Prior to his retirement in 2016, Martin spent 13 years at Carnegie-Mellon University, Silicon Valley holding multiple positions in education and research. He served as Director of several research and education programs and as Director of the Campus and Associate Dean. He was director of the Disaster Management Initiative, and founder and director of the Cylab Mobility Research Center.
Martin previously spent two decades as Principal Laboratory Scientist at Hewlett-Packard and as Director of HP's 70-person Software Technology Laboratory. As a leading authority on software reuse and component-based development, Martin led HP's corporate reuse program as HP's Reuse Rabbi, and spearheaded work on software agents and mobile applications, software tools and process, UML standards, and component-based software engineering.
Before HP, he spent nearly 10 years at the University of Utah, ending as a tenured Associate Professor of Computer Science.
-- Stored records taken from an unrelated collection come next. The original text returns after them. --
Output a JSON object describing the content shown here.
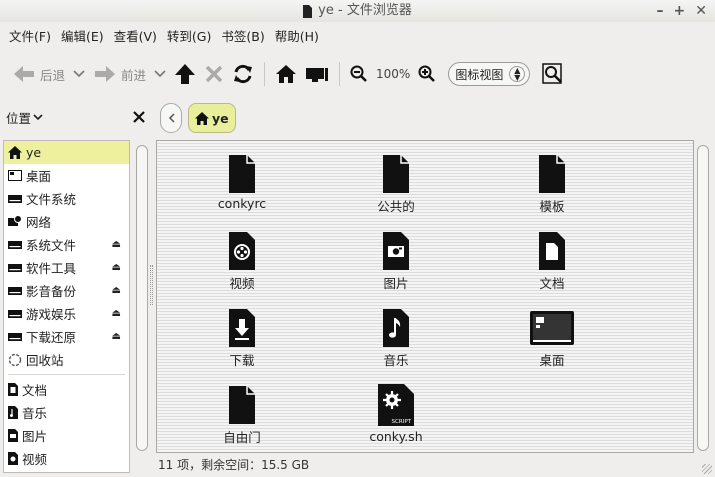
{
  "window": {
    "title": "ye - 文件浏览器",
    "controls": [
      "–",
      "+",
      "✕"
    ]
  },
  "menu": [
    "文件(F)",
    "编辑(E)",
    "查看(V)",
    "转到(G)",
    "书签(B)",
    "帮助(H)"
  ],
  "toolbar": {
    "back_label": "后退",
    "forward_label": "前进",
    "zoom_level": "100%",
    "view_mode": "图标视图"
  },
  "sidebar": {
    "header": "位置",
    "items": [
      {
        "label": "ye",
        "icon": "home-icon"
      },
      {
        "label": "桌面",
        "icon": "desktop-icon"
      },
      {
        "label": "文件系统",
        "icon": "drive-icon"
      },
      {
        "label": "网络",
        "icon": "network-icon"
      },
      {
        "label": "系统文件",
        "icon": "drive-icon",
        "eject": true
      },
      {
        "label": "软件工具",
        "icon": "drive-icon",
        "eject": true
      },
      {
        "label": "影音备份",
        "icon": "drive-icon",
        "eject": true
      },
      {
        "label": "游戏娱乐",
        "icon": "drive-icon",
        "eject": true
      },
      {
        "label": "下载还原",
        "icon": "drive-icon",
        "eject": true
      },
      {
        "label": "回收站",
        "icon": "trash-icon"
      }
    ],
    "bookmarks": [
      {
        "label": "文档",
        "icon": "document-folder-icon"
      },
      {
        "label": "音乐",
        "icon": "music-folder-icon"
      },
      {
        "label": "图片",
        "icon": "pictures-folder-icon"
      },
      {
        "label": "视频",
        "icon": "video-folder-icon"
      }
    ]
  },
  "pathbar": {
    "crumb": "ye"
  },
  "files": [
    {
      "name": "conkyrc",
      "icon": "folder-icon"
    },
    {
      "name": "公共的",
      "icon": "folder-icon"
    },
    {
      "name": "模板",
      "icon": "folder-icon"
    },
    {
      "name": "视频",
      "icon": "video-folder-icon"
    },
    {
      "name": "图片",
      "icon": "pictures-folder-icon"
    },
    {
      "name": "文档",
      "icon": "document-folder-icon"
    },
    {
      "name": "下载",
      "icon": "download-folder-icon"
    },
    {
      "name": "音乐",
      "icon": "music-folder-icon"
    },
    {
      "name": "桌面",
      "icon": "desktop-folder-icon"
    },
    {
      "name": "自由门",
      "icon": "folder-icon"
    },
    {
      "name": "conky.sh",
      "icon": "script-file-icon",
      "badge": "SCRIPT"
    }
  ],
  "status": "11 项，剩余空间：15.5 GB",
  "colors": {
    "selection": "#eef09e",
    "icon": "#111111"
  }
}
He taught computation physics, computer science and software engineering and led research in software engineering, software portability, symbolic computation and compiler development. He supervised M.S. and Ph.D. students and developed and distributed Portable Standard LISP. After leaving HP in 2002, he was an Adjunct Professor of computer science at U.C. Santa Cruz, leading research on mobile context-aware intelligent software agent systems.
Martin served on the ACM SIGSOFT Executive Committee, a joint ACM/IEEE Software Engineering as Profession taskforce, and numerous program, workshop and tutorial committees. He was a senior member of the IEEE and a member of the ACM. He is co-author of the popular book Software Reuse: Architecture, Process and Organization for Business Success and has published over 160 articles, technical reports, book chapters, and columns. He is a sought-after speaker and consultant, delivering invited talks, tutorials and panels on disaster response, reuse, software engineering, and software agents at academic, professional, and industry conferences and workshops.
Martin earned his B.Sc. in mathematics and physics from the Technion in 1967 and a Ph.D. in physics from the University of Illinois in 1971. He also spent two-years as a computational physics postdoc at CalTech.